Apertus:為全球語言環境民主化開放且合規的大型語言模型
Apertus: Democratizing Open and Compliant LLMs for Global Language Environments
September 17, 2025
作者: Alejandro Hernández-Cano, Alexander Hägele, Allen Hao Huang, Angelika Romanou, Antoni-Joan Solergibert, Barna Pasztor, Bettina Messmer, Dhia Garbaya, Eduard Frank Ďurech, Ido Hakimi, Juan García Giraldo, Mete Ismayilzada, Negar Foroutan, Skander Moalla, Tiancheng Chen, Vinko Sabolčec, Yixuan Xu, Michael Aerni, Badr AlKhamissi, Ines Altemir Marinas, Mohammad Hossein Amani, Matin Ansaripour, Ilia Badanin, Harold Benoit, Emanuela Boros, Nicholas Browning, Fabian Bösch, Maximilian Böther, Niklas Canova, Camille Challier, Clement Charmillot, Jonathan Coles, Jan Deriu, Arnout Devos, Lukas Drescher, Daniil Dzenhaliou, Maud Ehrmann, Dongyang Fan, Simin Fan, Silin Gao, Miguel Gila, María Grandury, Diba Hashemi, Alexander Hoyle, Jiaming Jiang, Mark Klein, Andrei Kucharavy, Anastasiia Kucherenko, Frederike Lübeck, Roman Machacek, Theofilos Manitaras, Andreas Marfurt, Kyle Matoba, Simon Matrenok, Henrique Mendoncça, Fawzi Roberto Mohamed, Syrielle Montariol, Luca Mouchel, Sven Najem-Meyer, Jingwei Ni, Gennaro Oliva, Matteo Pagliardini, Elia Palme, Andrei Panferov, Léo Paoletti, Marco Passerini, Ivan Pavlov, Auguste Poiroux, Kaustubh Ponkshe, Nathan Ranchin, Javi Rando, Mathieu Sauser, Jakhongir Saydaliev, Muhammad Ali Sayfiddinov, Marian Schneider, Stefano Schuppli, Marco Scialanga, Andrei Semenov, Kumar Shridhar, Raghav Singhal, Anna Sotnikova, Alexander Sternfeld, Ayush Kumar Tarun, Paul Teiletche, Jannis Vamvas, Xiaozhe Yao, Hao Zhao Alexander Ilic, Ana Klimovic, Andreas Krause, Caglar Gulcehre, David Rosenthal, Elliott Ash, Florian Tramèr, Joost VandeVondele, Livio Veraldi, Martin Rajman, Thomas Schulthess, Torsten Hoefler, Antoine Bosselut, Martin Jaggi, Imanol Schlag
cs.AI
摘要
我们推出Apertus,一套完全开源的大型语言模型(LLMs)系列,旨在解决当前开源模型生态系统中两个系统性不足:数据合规性与多语言代表性。与许多先前仅发布权重而缺乏可复现数据管道或忽视内容所有者权利的模型不同,Apertus模型仅基于公开可用数据进行预训练,回溯性地尊重robots.txt排除规则,并过滤非许可、有害及个人可识别内容。为降低记忆风险,我们在预训练阶段采用Goldfish目标函数,强力抑制数据的逐字回忆,同时保持下游任务性能。Apertus模型还扩展了多语言覆盖范围,训练数据包含来自1800多种语言的15万亿个标记,其中约40%的预训练数据分配给了非英语内容。Apertus以80亿和700亿参数规模发布,在多语言基准测试中接近完全开源模型的最先进水平,与开源权重模型相媲美甚至超越。除模型权重外,我们还以宽松许可发布了开发周期中的所有科学成果,包括数据准备脚本、检查点、评估套件及训练代码,支持透明审计与扩展。
English
We present Apertus, a fully open suite of large language models (LLMs)

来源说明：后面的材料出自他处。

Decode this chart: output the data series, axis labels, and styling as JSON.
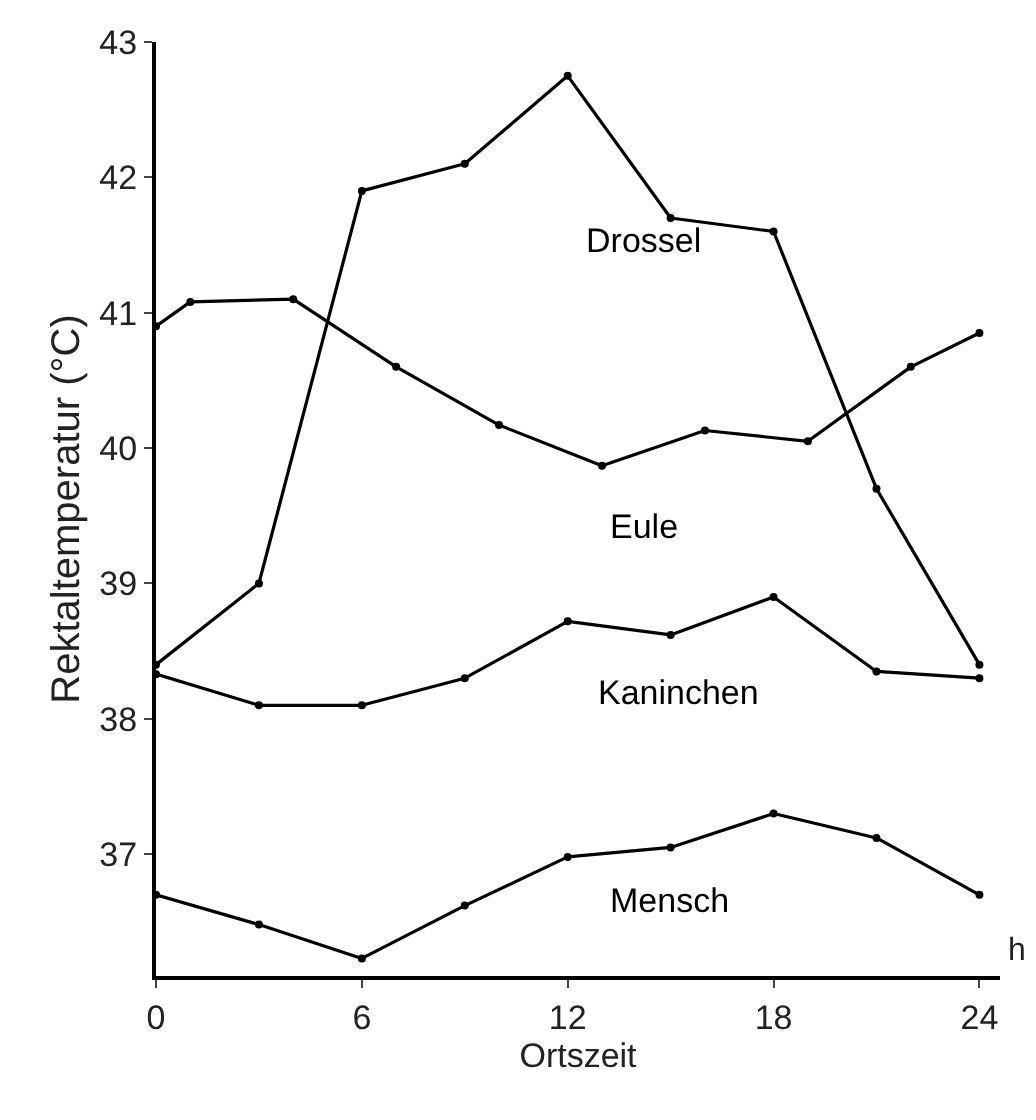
{
  "chart_data": {
    "type": "line",
    "xlabel": "Ortszeit",
    "ylabel": "Rektaltemperatur (°C)",
    "annotations": [
      "h"
    ],
    "xlim": [
      0,
      24.6
    ],
    "xticks": [
      0,
      6,
      12,
      18,
      24
    ],
    "ylim": [
      36.1,
      43
    ],
    "yticks": [
      37,
      38,
      39,
      40,
      41,
      42,
      43
    ],
    "legend": false,
    "marker": "circle",
    "line_style": "solid",
    "series": [
      {
        "name": "Drossel",
        "color": "#000000",
        "x": [
          0,
          3,
          6,
          9,
          12,
          15,
          18,
          21,
          24
        ],
        "values": [
          38.4,
          39.0,
          41.9,
          42.1,
          42.75,
          41.7,
          41.6,
          39.7,
          38.4
        ]
      },
      {
        "name": "Eule",
        "color": "#000000",
        "x": [
          0,
          1,
          4,
          7,
          10,
          13,
          16,
          19,
          22,
          24
        ],
        "values": [
          40.9,
          41.08,
          41.1,
          40.6,
          40.17,
          39.87,
          40.13,
          40.05,
          40.6,
          40.85
        ]
      },
      {
        "name": "Kaninchen",
        "color": "#000000",
        "x": [
          0,
          3,
          6,
          9,
          12,
          15,
          18,
          21,
          24
        ],
        "values": [
          38.33,
          38.1,
          38.1,
          38.3,
          38.72,
          38.62,
          38.9,
          38.35,
          38.3
        ]
      },
      {
        "name": "Mensch",
        "color": "#000000",
        "x": [
          0,
          3,
          6,
          9,
          12,
          15,
          18,
          21,
          24
        ],
        "values": [
          36.7,
          36.48,
          36.23,
          36.62,
          36.98,
          37.05,
          37.3,
          37.12,
          36.7
        ]
      }
    ]
  }
}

designed to address two systemic shortcomings in today's open model ecosystem:
data compliance and multilingual representation. Unlike many prior models that
release weights without reproducible data pipelines or regard for content-owner
rights, Apertus models are pretrained exclusively on openly available data,
retroactively respecting robots.txt exclusions and filtering for
non-permissive, toxic, and personally identifiable content. To mitigate risks
of memorization, we adopt the Goldfish objective during pretraining, strongly
suppressing verbatim recall of data while retaining downstream task
performance. The Apertus models also expand multilingual coverage, training on
15T tokens from over 1800 languages, with ~40% of pretraining data allocated to
non-English content. Released at 8B and 70B scales, Apertus approaches
state-of-the-art results among fully open models on multilingual benchmarks,
rivalling or surpassing open-weight counterparts. Beyond model weights, we
release all scientific artifacts from our development cycle with a permissive
license, including data preparation scripts, checkpoints, evaluation suites,
and training code, enabling transparent audit and extension.